While it may have been something of an inconvenience to the Battle of the Atlantic the loss of every ship in the Pacific fleet could have pretty much been made up ship for ship from the Atlantic Fleet. Pearl Harbor was still a base from which naval operations could be based. To say nothing of damaging a ship next to a dry dock where it will be repaired and leaving the dry dock untouched is not a long-term proposition.
My understanding is that the navy’s tactics called the dive bombers to cause the CAP and AA guns to be tuned to high attitude to oppose the the dive bombers while the torpedo bombers came in low and did the job. Stuff happens, at Midway it happened the other way around. But sometimes stuff doesn’t happen, the torpedo design was defective, if the torpedo bombers had gotten in and released the torpedoes there would likely have been four undamaged Japanese carriers.
Posted by: Hank_ | Monday, 15 May 2006 at 03:26
John, you are kinder to me than I deserve! Why, oh, why, do I never get my dates right? I blame the gin. Mea culpa! I am intrigued by your comment which I have never heard of before concerning a cash inducement for them to attack!!!! Sources, please.
Hank, good to hear from you again. Part of the Japanese error lay, I think, in only sending in one wave against Pearl Harbour. despite the warnings of the flight commander that it needed a second attack. Presumably if that had taken place the aircraft would have been armed with HE for effect against port installations. Fortunately Nagumo decided not to push his luck and sailed away leaving a job half done.
I have to say, in my not very expert opinion, that in the annals of warfare the courage of those torpedo bomber crews in pressing home their attacks against overwhelming opposition has rarely been equaled.
Posted by: David Duff | Monday, 15 May 2006 at 08:15
Thought this link might interest - it's an older cousin of mine, buried with full military honours at Arlington early last year. (If you picture Humphrey Bogart in The African Queen, that was more or less him.)
His grave's on a slope, looking down at the walls of the Pentagon. And what he thinks of the current administration's military efforts, heaven only knows.
http://www.travelforums.org/forums/printthread.php?t=14129
Posted by: Hilary Wade | Monday, 15 May 2006 at 10:02
Fascinating, Hilary, thanks. You can picture the man without ever having met him.

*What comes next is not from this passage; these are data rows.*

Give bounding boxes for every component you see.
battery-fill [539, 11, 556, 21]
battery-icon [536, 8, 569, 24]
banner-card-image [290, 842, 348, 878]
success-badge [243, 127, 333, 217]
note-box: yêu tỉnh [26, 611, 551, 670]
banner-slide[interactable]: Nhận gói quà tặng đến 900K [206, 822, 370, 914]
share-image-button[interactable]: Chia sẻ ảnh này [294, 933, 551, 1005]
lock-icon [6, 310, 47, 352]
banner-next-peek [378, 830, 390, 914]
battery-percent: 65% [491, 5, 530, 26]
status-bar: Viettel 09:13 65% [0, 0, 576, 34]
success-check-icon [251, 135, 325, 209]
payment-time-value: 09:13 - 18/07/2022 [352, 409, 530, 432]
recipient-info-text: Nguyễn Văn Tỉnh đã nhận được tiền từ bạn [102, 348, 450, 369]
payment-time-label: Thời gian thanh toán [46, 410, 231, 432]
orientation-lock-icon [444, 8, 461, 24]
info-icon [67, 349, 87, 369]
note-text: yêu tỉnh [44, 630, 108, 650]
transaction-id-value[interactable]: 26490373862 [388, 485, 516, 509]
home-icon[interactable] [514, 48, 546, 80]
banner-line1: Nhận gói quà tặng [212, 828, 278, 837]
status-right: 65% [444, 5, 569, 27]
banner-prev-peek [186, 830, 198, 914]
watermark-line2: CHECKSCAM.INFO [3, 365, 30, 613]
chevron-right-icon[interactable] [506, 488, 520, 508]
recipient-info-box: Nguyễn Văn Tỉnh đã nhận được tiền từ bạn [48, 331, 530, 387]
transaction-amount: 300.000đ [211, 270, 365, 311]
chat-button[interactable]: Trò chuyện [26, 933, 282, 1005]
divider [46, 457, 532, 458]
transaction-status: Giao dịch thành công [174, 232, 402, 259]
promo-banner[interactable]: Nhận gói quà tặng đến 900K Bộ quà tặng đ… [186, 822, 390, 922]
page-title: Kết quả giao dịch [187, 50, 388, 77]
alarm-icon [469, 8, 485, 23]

Posted by: David Duff | Monday, 15 May 2006 at 10:33
David,
There was indeed a third wave planned against the port facilities at Pearl, but Nagumo chickened out when he received word that the Americans had actually managed to get a couple of fighter aircraft up, and they had had a few successes against the Japanese fighter-bombers. The surprise factor was blown, his destroyers lacked the extra fuel needed for the extra loiter-time, and he weighed the possibilities of the missing bombers from the two big American flat-tops searching and finding his vulnerable task-force against the tempting targets of the dry-docks and ammo-dumps scattered all around Pearl and the islands!
The American victory at Midway was due to many things and actions meshing together: the fantastic luck of the Task force commander in botching the despatch orders of the two strike forces; the Intelligence gained by the American decodes of the Japanese Naval codes; the chance appearance of the Yankee dive bombers when all the Jap bombers were struck below to re-arm and the Japaneses C.A.P. were all at low level after engaging the American torpedo aircraft; and lastly the heroic actions of those same torpedo crews who flew towards certain death because it was their DUTY! The men of Torpedo Three, Six and Eight who drove in against overwhelming odds, with only one survivor from Torpedo Eight's thirty fliers giving some idea of the losses suffered by the slow torpedo squadrons.
Your header says it all, but the "shit" eventually fell on the heads of the Japanese, and it couldn't have happened to a more deserving bunch!